Cette situation est gravissime. Que Ouattara ne nous dise pas que son avènement au pouvoir équivaut à un permis de tuer. Les révélations contenues dans le dernier rapport des experts de l'ONU montrent bien que le régime qu'elle a installé en Côte d'Ivoire à coup de bombes, en  soutenant l'armée Française, n'est pas un régime démocratique. Et il faut qu'à ce niveau l'ONU en tire toutes les conséquences, en toute logique, sans se limiter à une simple dénonciation. Pourquoi ce régime a t-il autant peur? De quoi a t-il peur face à des exilés, désarmés, et menant une lutte quotidienne  de survie? Le sang des ivoiriens n'a t-il pas déjà assez coulé? Le Ouattarisme, est-ce du vampirisme politique? Nous pensons que  ce pouvoir doit faire preuve de sérénité. Dans son programme de gouvernement, annoncé aux ivoiriens, nul part, il n'a été question d'enlèvements et d'assassinats d'opposants. Alors nous sommes indignés de découvrir un tel funeste et lugubre programme politique caché. En inquiétant les exilés, est-ce les encourager à rentrer au pays, est-ce agir dans le sens de la réconciliation? Il y a un minimum de logique, de moralité, de bon sens et de sincérité qui doit guider les actions d'un chef d'Etat.

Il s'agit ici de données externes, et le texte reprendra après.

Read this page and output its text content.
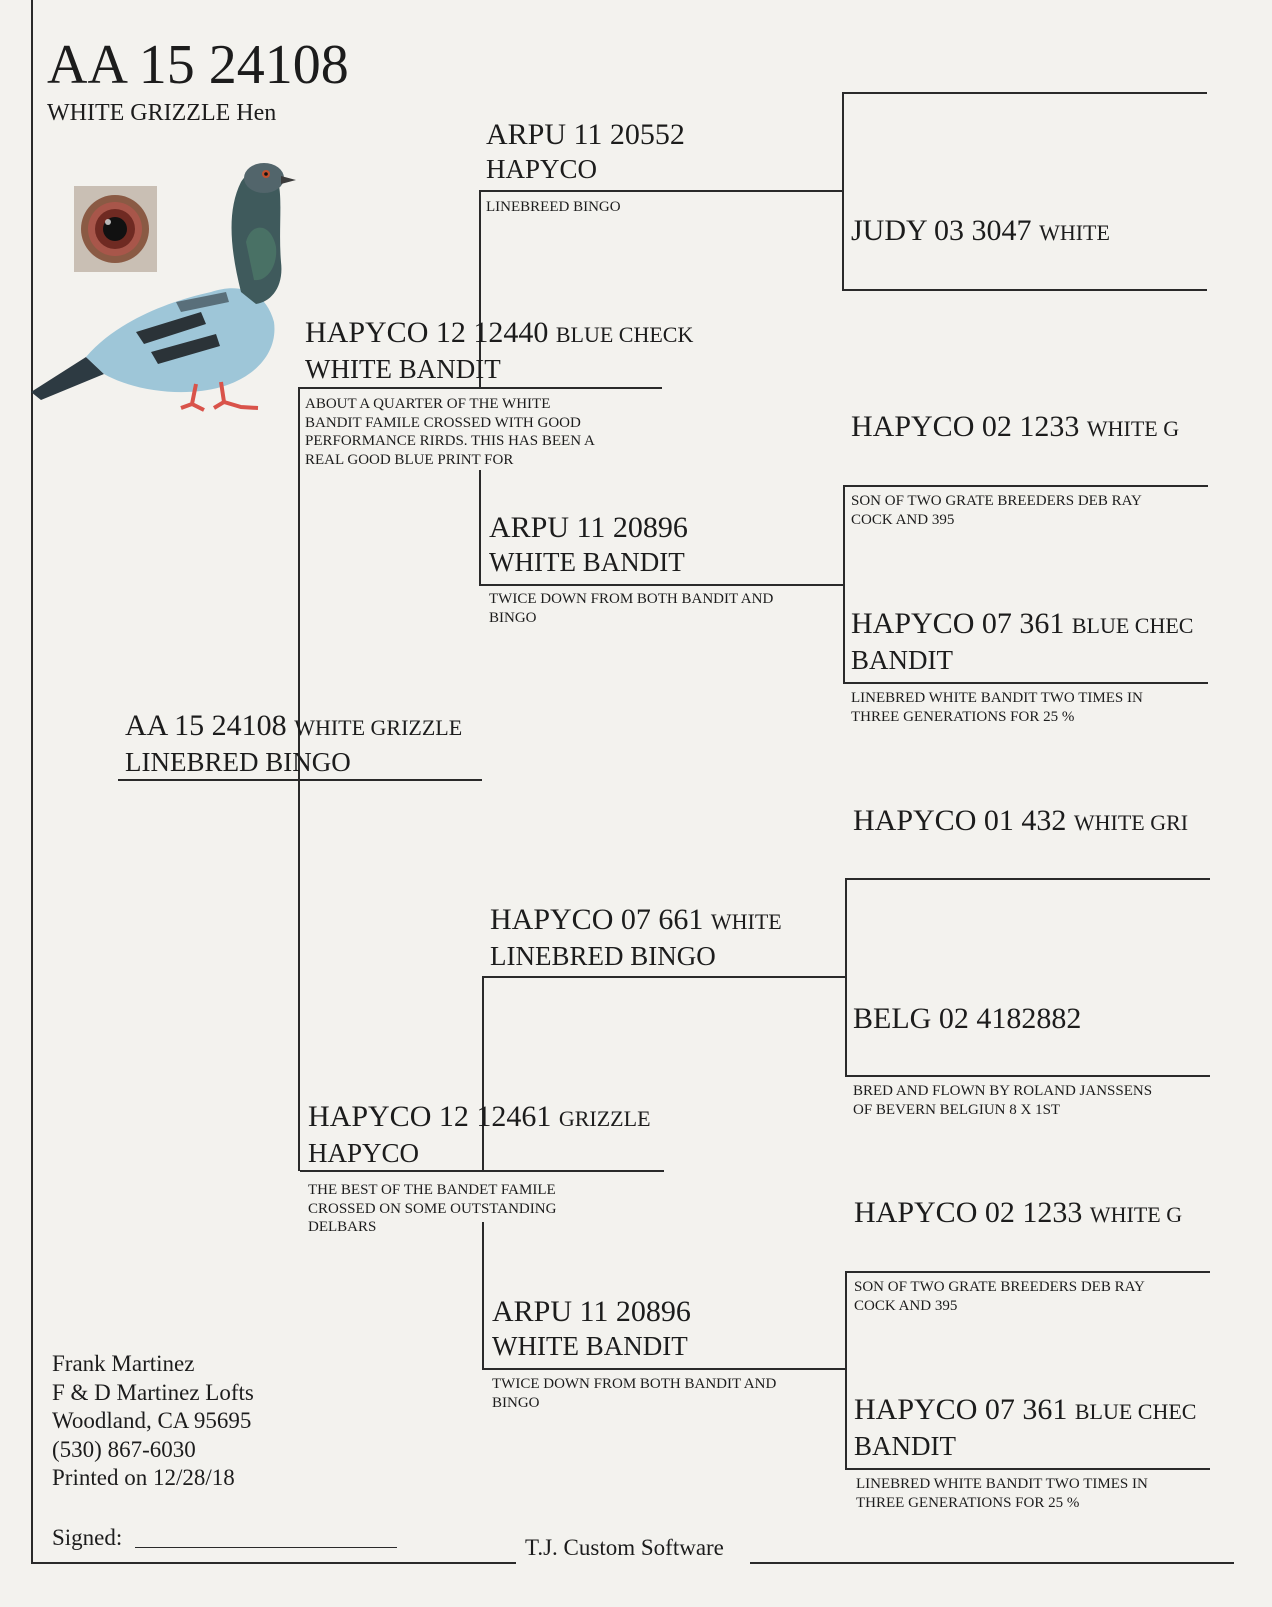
AA 15 24108
WHITE GRIZZLE Hen
AA 15 24108 WHITE GRIZZLE
LINEBRED BINGO
HAPYCO 12 12440 BLUE CHECK
WHITE BANDIT
ABOUT A QUARTER OF THE WHITE
BANDIT FAMILE CROSSED WITH GOOD
PERFORMANCE RIRDS. THIS HAS BEEN A
REAL GOOD BLUE PRINT FOR
HAPYCO 12 12461 GRIZZLE
HAPYCO
THE BEST OF THE BANDET FAMILE
CROSSED ON SOME OUTSTANDING
DELBARS
ARPU 11 20552
HAPYCO
LINEBREED BINGO
ARPU 11 20896
WHITE BANDIT
TWICE DOWN FROM BOTH BANDIT AND
BINGO
HAPYCO 07 661 WHITE
LINEBRED BINGO
ARPU 11 20896
WHITE BANDIT
TWICE DOWN FROM BOTH BANDIT AND
BINGO
JUDY 03 3047 WHITE
HAPYCO 02 1233 WHITE G
SON OF TWO GRATE BREEDERS DEB RAY
COCK AND 395
HAPYCO 07 361 BLUE CHEC
BANDIT
LINEBRED WHITE BANDIT TWO TIMES IN
THREE GENERATIONS FOR 25 %
HAPYCO 01 432 WHITE GRI
BELG 02 4182882
BRED AND FLOWN BY ROLAND JANSSENS
OF BEVERN BELGIUN 8 X 1ST
HAPYCO 02 1233 WHITE G
SON OF TWO GRATE BREEDERS DEB RAY
COCK AND 395
HAPYCO 07 361 BLUE CHEC
BANDIT
LINEBRED WHITE BANDIT TWO TIMES IN
THREE GENERATIONS FOR 25 %
Frank Martinez
F & D Martinez Lofts
Woodland, CA 95695
(530) 867-6030
Printed on 12/28/18
Signed:	T.J. Custom Software
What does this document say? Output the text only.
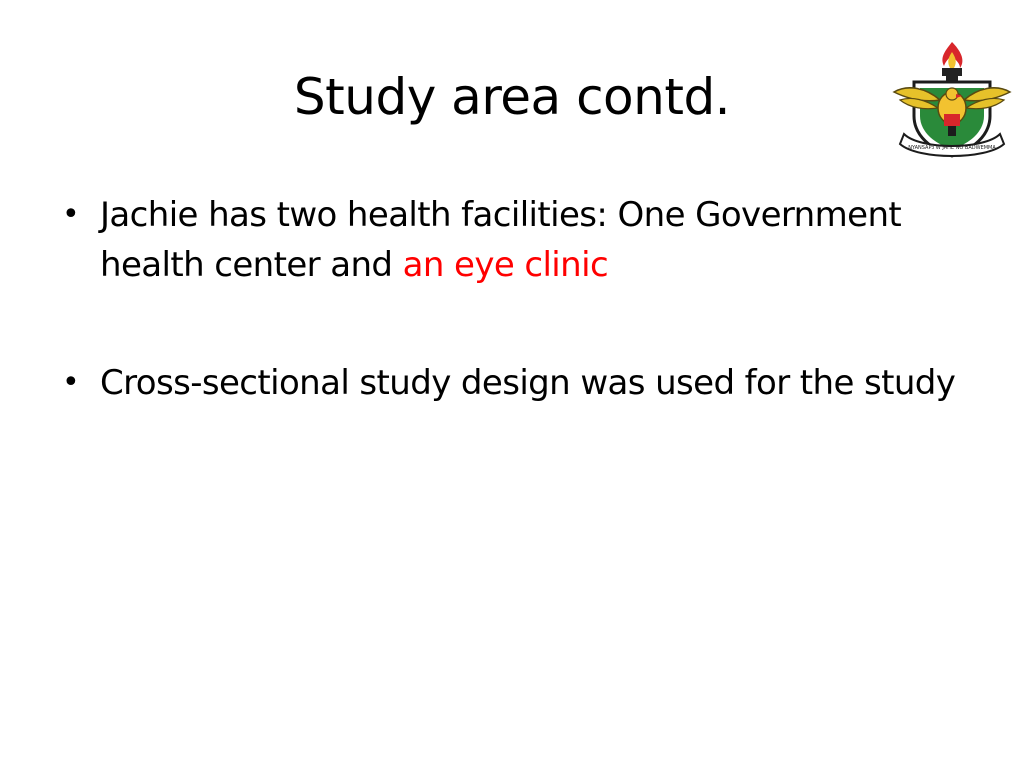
Study area contd.
NYANSAPɔ W JAHE NO BADWEMMA
• Jachie has two health facilities: One Government health center and an eye clinic
• Cross-sectional study design was used for the study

Le soudoiement des mercenaires libériens est une honte pour ce régime. Ainsi, nous apprenons que l'argent des ivoiriens, qui ne circule pas, parce qu'il travaille, travaille à soudoyer des mercenaires. A quoi sert le budget alloué à la défense nationale? A quoi sert l'armée du régime, s'il faut soudoyer des mercenaires à coût de milliards. Ouattara a-t-il une armée?Que vaut réellement cette armée? Si Alassane Ouattara  trouve son armée incapable de protéger la frontière Ouest du pays, qu'il en tire les conséquences, sans emprunter la voie honteuse et douteuse qui consiste à soudoyer des mercenaires, pendant que des millions d'ivoiriens croupissent sous le poids de la faim, du chômage, de la précarité sociale, et désespèrent du lendemain. Les ivoiriens ont surtout besoin d'une paix intérieure, leurs âmes ne doivent pas être troublées par la faim et tous  les autres problèmes quotidiens qui les assaillent.